We examined these associations using different lag structures, including a single-day lag (from lag 0 to lag 5) and moving average lag (lag 0–1). For the single-day lag models, a lag of 0 days (lag 0) corresponded to the current-day air pollution concentration, and a lag of 1 day (lag 1) referred to the previous day’s pollutant concentrations. For the moving average lag models, lag 0–1 corresponded to a 2-day moving average of the air pollution concentrations recorded on the current and previous day. For each pollutant, we fitted both single-pollutant and multi-pollutant models to assess the stability of the associations. Stratified analyses were conducted according to sex, age and cause of death to identify populations who were potentially more sensitive to air pollution. To examine whether the effects of air pollutants on mortality differed by season in Jinan, we also evaluated the following time periods: summer months (June, July, August), winter months (January, February, and December) and smog episodes. The percentages increase in death associated with a 10 μg/m3 increase in each pollutant as well as their 95% confidence intervals (CI) were computed.
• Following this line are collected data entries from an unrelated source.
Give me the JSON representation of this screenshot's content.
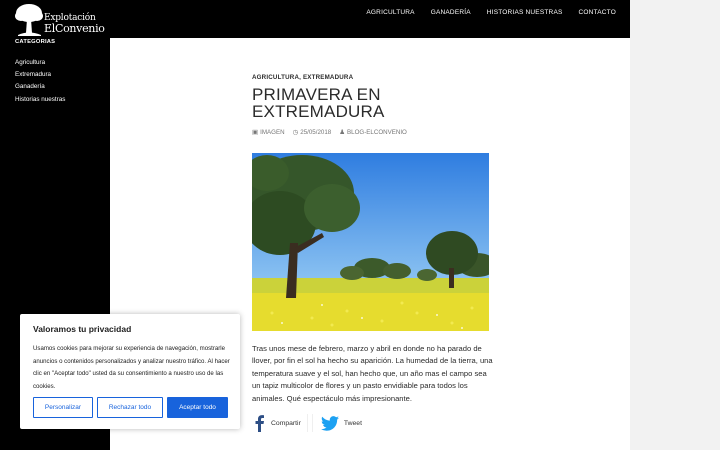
{
  "site": {
    "logo_line1": "Explotación",
    "logo_line2": "ElConvenio"
  },
  "nav": {
    "items": [
      {
        "label": "AGRICULTURA"
      },
      {
        "label": "GANADERÍA"
      },
      {
        "label": "HISTORIAS NUESTRAS"
      },
      {
        "label": "CONTACTO"
      }
    ]
  },
  "sidebar": {
    "title": "CATEGORIAS",
    "items": [
      {
        "label": "Agricultura"
      },
      {
        "label": "Extremadura"
      },
      {
        "label": "Ganadería"
      },
      {
        "label": "Historias nuestras"
      }
    ]
  },
  "post": {
    "categories": "AGRICULTURA, EXTREMADURA",
    "title": "PRIMAVERA EN EXTREMADURA",
    "meta": {
      "format": "IMAGEN",
      "date": "25/05/2018",
      "author": "BLOG-ELCONVENIO"
    },
    "body": "Tras unos mese de febrero, marzo y abril en donde no ha parado de llover, por fin el sol ha hecho su aparición. La humedad de la tierra, una temperatura suave y el sol, han hecho que, un año mas el campo sea un tapiz multicolor de flores y un pasto envidiable para todos los animales. Qué espectáculo más impresionante."
  },
  "share": {
    "facebook_label": "Compartir",
    "twitter_label": "Tweet"
  },
  "cookie": {
    "title": "Valoramos tu privacidad",
    "text": "Usamos cookies para mejorar su experiencia de navegación, mostrarle anuncios o contenidos personalizados y analizar nuestro tráfico. Al hacer clic en \"Aceptar todo\" usted da su consentimiento a nuestro uso de las cookies.",
    "customize_label": "Personalizar",
    "reject_label": "Rechazar todo",
    "accept_label": "Aceptar todo"
  },
  "colors": {
    "primary_button": "#1863dc",
    "header_bg": "#000000"
  }
}
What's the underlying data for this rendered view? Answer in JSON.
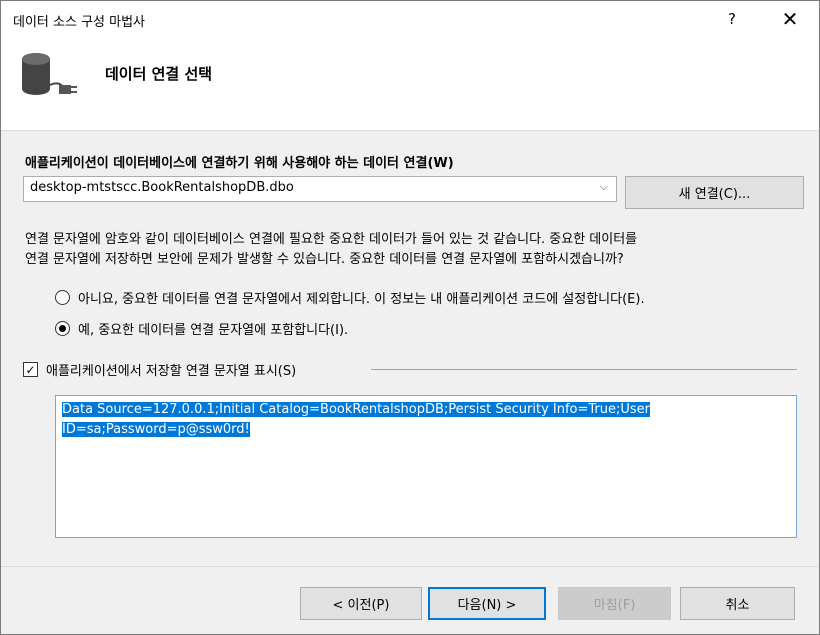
{
  "window": {
    "title": "데이터 소스 구성 마법사",
    "help_label": "?",
    "close_label": "✕"
  },
  "header": {
    "title": "데이터 연결 선택",
    "icon": "database-plug-icon"
  },
  "connection": {
    "label": "애플리케이션이 데이터베이스에 연결하기 위해 사용해야 하는 데이터 연결(W)",
    "selected": "desktop-mtstscc.BookRentalshopDB.dbo",
    "new_button": "새 연결(C)..."
  },
  "sensitive": {
    "line1": "연결 문자열에 암호와 같이 데이터베이스 연결에 필요한 중요한 데이터가 들어 있는 것 같습니다. 중요한 데이터를",
    "line2": "연결 문자열에 저장하면 보안에 문제가 발생할 수 있습니다. 중요한 데이터를 연결 문자열에 포함하시겠습니까?",
    "option_exclude": "아니요, 중요한 데이터를 연결 문자열에서 제외합니다. 이 정보는 내 애플리케이션 코드에 설정합니다(E).",
    "option_include": "예, 중요한 데이터를 연결 문자열에 포함합니다(I).",
    "selected_option": "include"
  },
  "show_string": {
    "label": "애플리케이션에서 저장할 연결 문자열 표시(S)",
    "checked": true
  },
  "connection_string": {
    "line1": "Data Source=127.0.0.1;Initial Catalog=BookRentalshopDB;Persist Security Info=True;User",
    "line2": "ID=sa;Password=p@ssw0rd!"
  },
  "footer": {
    "prev": "< 이전(P)",
    "next": "다음(N) >",
    "finish": "마침(F)",
    "cancel": "취소"
  },
  "colors": {
    "accent": "#0078d7",
    "selection": "#0078d7"
  }
}
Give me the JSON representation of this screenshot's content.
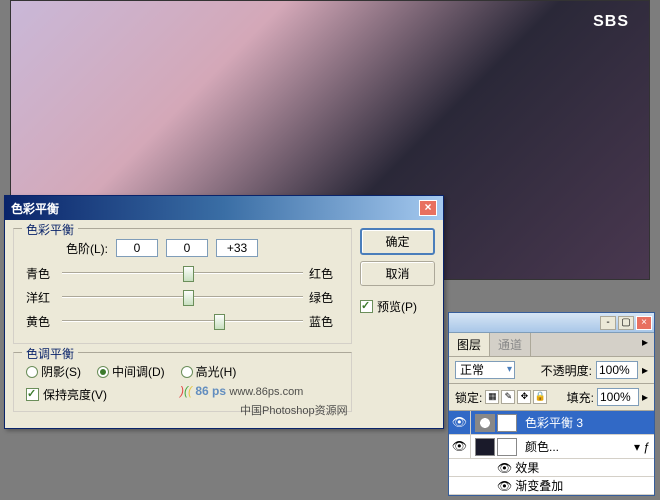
{
  "canvas": {
    "watermark_logo": "SBS"
  },
  "dialog": {
    "title": "色彩平衡",
    "group1_title": "色彩平衡",
    "levels_label": "色阶(L):",
    "levels": {
      "v1": "0",
      "v2": "0",
      "v3": "+33"
    },
    "sliders": {
      "cyan": "青色",
      "red": "红色",
      "magenta": "洋红",
      "green": "绿色",
      "yellow": "黄色",
      "blue": "蓝色"
    },
    "group2_title": "色调平衡",
    "tones": {
      "shadows": "阴影(S)",
      "midtones": "中间调(D)",
      "highlights": "高光(H)"
    },
    "preserve_lum": "保持亮度(V)",
    "buttons": {
      "ok": "确定",
      "cancel": "取消",
      "preview": "预览(P)"
    }
  },
  "panel": {
    "tabs": {
      "layers": "图层",
      "channels": "通道"
    },
    "blend_mode": "正常",
    "opacity_label": "不透明度:",
    "opacity_value": "100%",
    "lock_label": "锁定:",
    "fill_label": "填充:",
    "fill_value": "100%",
    "layers": {
      "l1": "色彩平衡 3",
      "l2": "颜色...",
      "effect": "效果",
      "grad": "渐变叠加"
    }
  },
  "watermark": {
    "site": "86 ps",
    "url": "www.86ps.com",
    "cn": "中国Photoshop资源网"
  }
}
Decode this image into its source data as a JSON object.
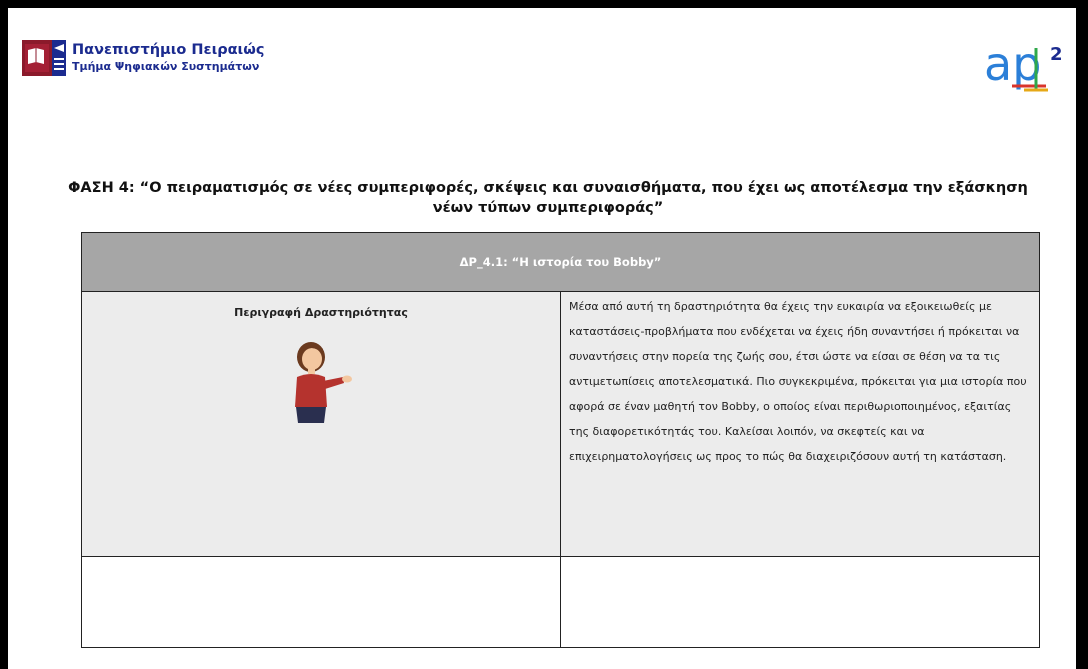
{
  "header": {
    "university_name": "Πανεπιστήμιο Πειραιώς",
    "department": "Τμήμα Ψηφιακών Συστημάτων",
    "apt_logo_text": "ap",
    "apt_logo_exponent": "2"
  },
  "phase_title": "ΦΑΣΗ 4: “Ο πειραματισμός σε νέες συμπεριφορές, σκέψεις και συναισθήματα, που έχει ως αποτέλεσμα την εξάσκηση νέων τύπων συμπεριφοράς”",
  "activity": {
    "header": "ΔΡ_4.1: “Η ιστορία του Bobby”",
    "description_label": "Περιγραφή Δραστηριότητας",
    "description_text": "Μέσα από αυτή τη δραστηριότητα θα έχεις την ευκαιρία να εξοικειωθείς με καταστάσεις-προβλήματα που ενδέχεται να έχεις ήδη συναντήσει ή πρόκειται να συναντήσεις στην πορεία της ζωής σου, έτσι ώστε  να είσαι σε θέση να τα τις αντιμετωπίσεις αποτελεσματικά. Πιο συγκεκριμένα, πρόκειται για μια ιστορία που αφορά σε έναν μαθητή τον Bobby, ο οποίος είναι περιθωριοποιημένος, εξαιτίας της διαφορετικότητάς του. Καλείσαι λοιπόν, να σκεφτείς και να επιχειρηματολογήσεις ως προς το πώς θα διαχειριζόσουν αυτή τη κατάσταση."
  },
  "colors": {
    "header_gray": "#a6a6a6",
    "cell_gray": "#ececec",
    "brand_blue": "#1b2b8f",
    "crest_red": "#8b1a2b"
  },
  "icons": [
    "university-crest-icon",
    "apt2-logo-icon",
    "teacher-illustration-icon"
  ]
}
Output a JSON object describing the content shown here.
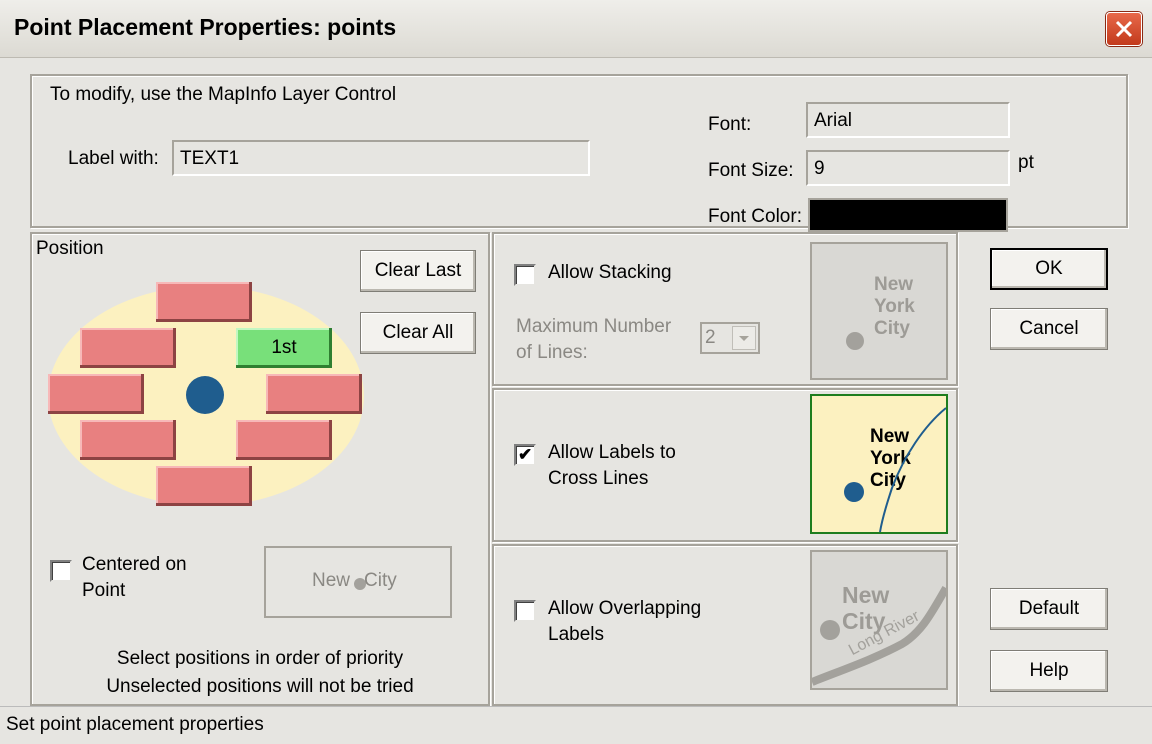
{
  "window": {
    "title": "Point Placement Properties: points"
  },
  "top_panel": {
    "note": "To modify, use the MapInfo Layer Control",
    "label_with": {
      "label": "Label with:",
      "value": "TEXT1"
    },
    "font": {
      "label": "Font:",
      "value": "Arial"
    },
    "font_size": {
      "label": "Font Size:",
      "value": "9",
      "unit": "pt"
    },
    "font_color": {
      "label": "Font Color:",
      "value": "#000000"
    }
  },
  "position_panel": {
    "title": "Position",
    "clear_last": "Clear Last",
    "clear_all": "Clear All",
    "first_marker": "1st",
    "centered_on_point": {
      "label_line1": "Centered on",
      "label_line2": "Point",
      "checked": false
    },
    "preview_text_left": "New",
    "preview_text_right": "City",
    "hint_line1": "Select positions in order of priority",
    "hint_line2": "Unselected positions will not be tried"
  },
  "stacking_panel": {
    "allow_stacking": {
      "label": "Allow Stacking",
      "checked": false
    },
    "max_lines_label_line1": "Maximum Number",
    "max_lines_label_line2": "of Lines:",
    "max_lines_value": "2",
    "preview": [
      "New",
      "York",
      "City"
    ]
  },
  "cross_lines_panel": {
    "allow_cross": {
      "label_line1": "Allow Labels to",
      "label_line2": "Cross Lines",
      "checked": true
    },
    "preview": [
      "New",
      "York",
      "City"
    ]
  },
  "overlap_panel": {
    "allow_overlap": {
      "label_line1": "Allow Overlapping",
      "label_line2": "Labels",
      "checked": false
    },
    "preview_words": [
      "New",
      "City",
      "Long River"
    ]
  },
  "buttons": {
    "ok": "OK",
    "cancel": "Cancel",
    "default": "Default",
    "help": "Help"
  },
  "status_bar": {
    "text": "Set point placement properties"
  },
  "colors": {
    "preview_bg": "#fcf1c0",
    "red_position": "#e88080",
    "green_position": "#78e07a",
    "point": "#1f5d8e"
  }
}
Any period during which daily PM2.5 concentrations exceed 100 μg/m3 for three or more consecutive days was defined as a smog episode27. We used the following models to compare the mortality differences between the smog episodes and the regular days.

$$\mathrm{Log}\,E({\rm{Yt}})={\rm{\alpha }}+{\rm{\beta }}\mathrm{smogt}\sum _{{\rm{i}}=1}^{{\rm{p}}}Si(Zit,\,df\,zi)$$

where yt is the number of deaths on day t; smogt is a dummy indicator for the smog episodes. ß represents the log-relative rate of mortality associated with a smoggy day. Zit are meteorological factors that are correlated with air pollution levels, and Si are their natural spline smooth functions.